We are recruiting for a Senior Director, Managed Care to join our Hospital Division in Southern California. This is a work from home position.
The Senior Director, Managed Care is responsible for the development, implementation and coordination of managed care contracting and related activities for Kindred Healthcare in a defined market under the direction of the Vice-President of Managed Care. This position will supervise key managed care positions in a defined geographical area. He / she will be responsible for leading the execution of Kindred's payer contracting strategy in cooperation with the leadership team to optimize relationships and revenue with managed care payers in a manner consistent with Kindred's strategy. He / she will demonstrate the ability to organize and oversee a team that will successfully execute Kindred's managed care strategy The Sr. Director will serve as the primary liaison between the managed care marketplace and appropriate corporate and functional areas including operations, finance, revenue cycle, sales, legal, compliance, etc.
The Sr. Director must understand thoroughly the strategic, regulatory and operational issues of Kindred and the payer community to maximize contracting and revenue opportunities for the company. It is vital that this individual relate to all internal and external constituents in an honest, open and effective manner, understanding what they seek and how to translate that into more profitable contracts and more effective relationships with existing and prospective clients. These duties are performed within Kindred's budgetary and business guidelines. This individual must have knowledge of the managed care market, network management, insurance operations, compliance, contracting and contract performance.
Oversee a focused team of payor relations staff aligned with the assigned markets
Provides supervision, development and mentoring of staff
Directs the coordination and integration of managed care services with other departments and the primary functions of their market facilities.
Meet annual revenue objectives by identifying and prioritizing target health plans by researching and evaluating service opportunities, market size, competitive environment, contract profitability, and other applicable factors in order to increase market share, maximize profitable revenues, and meet or exceed overall business goals and objectives through contracting and implements changes through contract negotiations.
Responsible for managed care team building, and company managed care marketing initiatives.
Responsible for the development and management of financially viable managed care contracts.
Manages increasingly complex contracts, negotiations, and execution for fee for service and value-based reimbursement with health plans.
Maintains regular and open lines of communication with key customers by developing and managing close, internal and external, business relationships in order to monitor market conditions while remaining alert to new business opportunities and to ensure on-going account servicing in a manner that maximizes customer satisfaction while positioning Kindred favorably in the marketplace.
Align with the Central Billing Office on shared data and information needs and assist with payment and other disputes, as necessary.
Works closely with the senior staff in developing comprehensive sales and business plans as well as quarterly and annual revenue forecasts designed to meet and exceed the profit and growth objectives of the company.
Works with health plans to identify specific managed care outcomes, participate in joint marketing and program presentations, and helping to resolve issues.
Identifies and attends critical national/group conferences and meetings to educate health plans to the programs, services and outcomes of Kindred facilities. Provides operating area updates on activity, changes in industry, and new business opportunities. Develops, analyzes, and implements special reports/projects such as governing board reports, executive summary's, marketing action plans, strategic partnerships and alliances, as may be required.
Meets with key decision-makers in the community including contracted and non-contracted medical groups, workers compensation organizations, health plans and hospitals.
Participates in performance improvement activities to measure and assess the quality of services provided. Assures that clinical programs are responsive to the needs of payors, patients and families and referral sources.
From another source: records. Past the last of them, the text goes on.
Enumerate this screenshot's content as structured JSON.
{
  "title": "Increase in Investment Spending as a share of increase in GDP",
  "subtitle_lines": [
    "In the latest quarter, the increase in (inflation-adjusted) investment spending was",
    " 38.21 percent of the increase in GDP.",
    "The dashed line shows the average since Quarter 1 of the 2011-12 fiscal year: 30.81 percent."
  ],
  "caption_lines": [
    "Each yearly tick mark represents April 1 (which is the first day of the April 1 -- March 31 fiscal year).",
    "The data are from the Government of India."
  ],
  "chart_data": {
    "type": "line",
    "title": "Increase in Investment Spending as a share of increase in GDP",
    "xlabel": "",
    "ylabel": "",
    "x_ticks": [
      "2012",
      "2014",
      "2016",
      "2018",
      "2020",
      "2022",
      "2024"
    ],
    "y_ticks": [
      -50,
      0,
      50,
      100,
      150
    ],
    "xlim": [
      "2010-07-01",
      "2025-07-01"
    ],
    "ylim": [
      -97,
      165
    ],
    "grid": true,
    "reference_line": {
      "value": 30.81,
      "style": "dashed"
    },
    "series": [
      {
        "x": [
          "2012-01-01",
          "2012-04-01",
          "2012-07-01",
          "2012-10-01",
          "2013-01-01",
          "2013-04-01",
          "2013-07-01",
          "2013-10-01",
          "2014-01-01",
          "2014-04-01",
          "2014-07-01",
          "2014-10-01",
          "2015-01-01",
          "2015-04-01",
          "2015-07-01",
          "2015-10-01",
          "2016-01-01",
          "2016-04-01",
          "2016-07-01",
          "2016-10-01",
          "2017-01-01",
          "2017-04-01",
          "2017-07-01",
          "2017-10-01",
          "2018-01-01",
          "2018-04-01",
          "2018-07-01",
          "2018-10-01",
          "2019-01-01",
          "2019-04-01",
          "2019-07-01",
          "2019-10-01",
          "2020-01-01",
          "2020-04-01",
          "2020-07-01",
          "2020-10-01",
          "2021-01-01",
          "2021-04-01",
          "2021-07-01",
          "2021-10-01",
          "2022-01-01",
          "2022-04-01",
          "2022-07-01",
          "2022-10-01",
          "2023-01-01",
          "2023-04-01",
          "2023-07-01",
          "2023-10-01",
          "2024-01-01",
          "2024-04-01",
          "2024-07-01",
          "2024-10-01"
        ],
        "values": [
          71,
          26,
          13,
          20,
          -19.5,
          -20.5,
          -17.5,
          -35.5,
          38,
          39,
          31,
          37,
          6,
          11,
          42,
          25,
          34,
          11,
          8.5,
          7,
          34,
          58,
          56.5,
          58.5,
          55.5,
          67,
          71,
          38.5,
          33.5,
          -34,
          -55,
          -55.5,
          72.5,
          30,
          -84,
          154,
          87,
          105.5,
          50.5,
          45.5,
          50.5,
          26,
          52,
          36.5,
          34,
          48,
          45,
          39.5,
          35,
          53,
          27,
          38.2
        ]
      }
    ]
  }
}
Assists in the development of specific programs that meet the expectations and requirements of the payor community.
Self-motivated and results oriented.
Ability to apply knowledge of medical terminology and payor reimbursement methodologies including managed care requirements and strategies.
Strong organizational skills.
Excellent oral and written communication and interpersonal skills.
Ability to communicate in English effectively through verbal and written means.
Ability to work under stress with conflicting priorities and deadlines.
Ability to think critically.
Ability to review and understand contract language.
Ability to make presentations.
Ability to conduct negotiations.
Computer Skills including Microsoft Office software.
Approximate percent of time required to travel: 30%
Bachelors degree in business or healthcare field required
Masters degree preferred.
10+ years healthcare experience, including at least 8+ years experience in healthcare administration.
3+ years experience in managed care organization, delegated provider or third-party payor.
Knowledge of managed care contracting required in any of the following settings: Long Term Acute Care, Skilled Nursing/Transitional Care, Inpatient Rehab, Home Health/Hospice.
Depending on a candidate's qualifications, this position may be filled at a different level.